От Пащенко, как в неисправимом прошлом, дуло кисловатым “Беломором”. Кажется, он осунулся и прибарахлился за эти несколько месяцев: странной раскраски капюшон, добротный пуховик, у ботинок шнурки с серебряной нитью. Сполох отчужденности — следствие невнятного перфекта.

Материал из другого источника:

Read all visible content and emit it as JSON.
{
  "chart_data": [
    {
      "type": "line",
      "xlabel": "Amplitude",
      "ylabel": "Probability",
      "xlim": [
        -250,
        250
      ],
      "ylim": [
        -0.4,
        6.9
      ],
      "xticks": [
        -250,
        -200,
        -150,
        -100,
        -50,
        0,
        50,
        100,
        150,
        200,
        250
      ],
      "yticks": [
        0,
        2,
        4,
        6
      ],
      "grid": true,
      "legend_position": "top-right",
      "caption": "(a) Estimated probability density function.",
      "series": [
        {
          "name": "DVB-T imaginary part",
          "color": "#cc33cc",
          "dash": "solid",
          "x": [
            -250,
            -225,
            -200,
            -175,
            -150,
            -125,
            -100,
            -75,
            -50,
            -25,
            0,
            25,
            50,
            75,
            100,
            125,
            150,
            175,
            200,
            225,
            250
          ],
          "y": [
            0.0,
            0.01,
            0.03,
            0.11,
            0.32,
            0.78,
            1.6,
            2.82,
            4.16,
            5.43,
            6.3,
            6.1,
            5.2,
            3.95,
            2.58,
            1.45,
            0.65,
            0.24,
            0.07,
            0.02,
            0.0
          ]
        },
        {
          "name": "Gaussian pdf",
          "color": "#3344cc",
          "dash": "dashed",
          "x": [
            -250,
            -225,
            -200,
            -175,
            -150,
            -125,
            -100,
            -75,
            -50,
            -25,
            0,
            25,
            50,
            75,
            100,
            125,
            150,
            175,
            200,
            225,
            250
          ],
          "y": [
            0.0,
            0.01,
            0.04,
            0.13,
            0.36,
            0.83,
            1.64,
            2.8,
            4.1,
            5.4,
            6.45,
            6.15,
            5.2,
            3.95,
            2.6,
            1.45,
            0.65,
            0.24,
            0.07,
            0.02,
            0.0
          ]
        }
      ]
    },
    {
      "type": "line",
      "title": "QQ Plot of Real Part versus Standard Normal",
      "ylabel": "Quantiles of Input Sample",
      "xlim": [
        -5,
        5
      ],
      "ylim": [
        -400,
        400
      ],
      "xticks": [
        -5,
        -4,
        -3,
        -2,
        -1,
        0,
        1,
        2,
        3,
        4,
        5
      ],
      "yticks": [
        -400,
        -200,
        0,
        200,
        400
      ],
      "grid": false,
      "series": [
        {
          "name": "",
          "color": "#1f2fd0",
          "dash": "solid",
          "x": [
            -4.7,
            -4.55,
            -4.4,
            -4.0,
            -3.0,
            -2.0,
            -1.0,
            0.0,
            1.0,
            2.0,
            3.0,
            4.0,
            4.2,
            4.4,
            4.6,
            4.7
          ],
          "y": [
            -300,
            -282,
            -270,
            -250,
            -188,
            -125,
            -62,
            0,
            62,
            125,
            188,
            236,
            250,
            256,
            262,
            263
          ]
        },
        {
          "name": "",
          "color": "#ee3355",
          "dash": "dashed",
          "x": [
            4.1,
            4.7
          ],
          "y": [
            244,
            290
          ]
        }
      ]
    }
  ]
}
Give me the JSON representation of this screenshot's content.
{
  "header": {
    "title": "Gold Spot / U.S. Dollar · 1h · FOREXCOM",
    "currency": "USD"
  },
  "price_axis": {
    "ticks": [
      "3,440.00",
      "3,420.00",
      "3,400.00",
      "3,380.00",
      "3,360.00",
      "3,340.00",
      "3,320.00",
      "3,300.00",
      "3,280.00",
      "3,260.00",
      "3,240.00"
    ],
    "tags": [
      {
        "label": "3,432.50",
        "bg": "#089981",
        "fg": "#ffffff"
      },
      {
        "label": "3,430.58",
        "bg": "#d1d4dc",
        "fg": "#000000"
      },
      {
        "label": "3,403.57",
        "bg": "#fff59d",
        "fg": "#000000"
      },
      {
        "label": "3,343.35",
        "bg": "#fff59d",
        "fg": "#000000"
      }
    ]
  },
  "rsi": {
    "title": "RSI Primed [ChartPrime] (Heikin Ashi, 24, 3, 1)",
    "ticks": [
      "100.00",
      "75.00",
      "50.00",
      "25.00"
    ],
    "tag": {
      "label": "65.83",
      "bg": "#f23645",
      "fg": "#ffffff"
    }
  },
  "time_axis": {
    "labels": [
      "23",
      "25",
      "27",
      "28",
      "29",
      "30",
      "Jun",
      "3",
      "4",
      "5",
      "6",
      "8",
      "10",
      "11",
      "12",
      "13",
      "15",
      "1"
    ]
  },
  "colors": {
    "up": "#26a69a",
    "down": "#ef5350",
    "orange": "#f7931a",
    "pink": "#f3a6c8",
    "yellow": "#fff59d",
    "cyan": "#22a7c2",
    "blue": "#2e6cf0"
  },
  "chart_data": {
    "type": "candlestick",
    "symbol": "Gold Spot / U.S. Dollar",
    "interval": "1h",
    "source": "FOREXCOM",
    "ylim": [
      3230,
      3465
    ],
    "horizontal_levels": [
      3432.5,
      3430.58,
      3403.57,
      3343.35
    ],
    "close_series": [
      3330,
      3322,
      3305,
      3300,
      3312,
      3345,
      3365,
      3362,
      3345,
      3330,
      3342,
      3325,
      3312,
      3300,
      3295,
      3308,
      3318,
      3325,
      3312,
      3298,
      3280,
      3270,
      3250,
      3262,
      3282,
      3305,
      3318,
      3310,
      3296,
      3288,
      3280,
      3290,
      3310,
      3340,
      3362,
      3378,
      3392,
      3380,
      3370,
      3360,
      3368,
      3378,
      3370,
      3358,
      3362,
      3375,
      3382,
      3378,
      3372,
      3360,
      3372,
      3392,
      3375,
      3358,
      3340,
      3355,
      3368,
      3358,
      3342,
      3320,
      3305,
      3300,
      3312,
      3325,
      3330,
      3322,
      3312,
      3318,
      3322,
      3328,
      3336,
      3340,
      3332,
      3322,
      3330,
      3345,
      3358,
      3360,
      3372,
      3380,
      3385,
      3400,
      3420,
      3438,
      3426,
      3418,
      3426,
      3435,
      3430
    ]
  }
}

С Пащенко мы любили друг в друге наши прошлые отношения. Я не помню в них унизительной застенчивости даже в самом начале. Они основывались на простодушных выпивках, совместном жуировании, поездках за город, грубовато-сердечной трепотне, бецеремонности, задиристости и т.п. Ввиду того что мы не так уж часто встречались, чтобы друг другу надоесть, мне не составляло труда быть с ним непринужденным, исключая некоторое подневольное адаптирование моего занудно-замкнутого строя жизни к его основательному. Например, я возбуждал в себе игривый антисемитизм как бы к удовольствию слащавого националиста Пащенко.

Евреи — самая обворожительная тема для разговора двух русских мальчиков-лоботрясов. Конфиденциальнее политики и секса. Настоящая детская болезнь левизны, от которой наконец становится физически тошно, как от ювенального онанизма. Я чувствовал почти на вкус, как прел мой язык от таинственной болтовни, “жидовских морд”, “шнобелей” и пр. Очень странно, что многие люди, особенно гуманитарии, до скончания века не могут отделаться от этого извращения. В евреях мне не по душе лишь одно — их невероятная поспешность, с какой они записывают в юдофобы. Конечно, в их положении лучше быть перестраховщиком.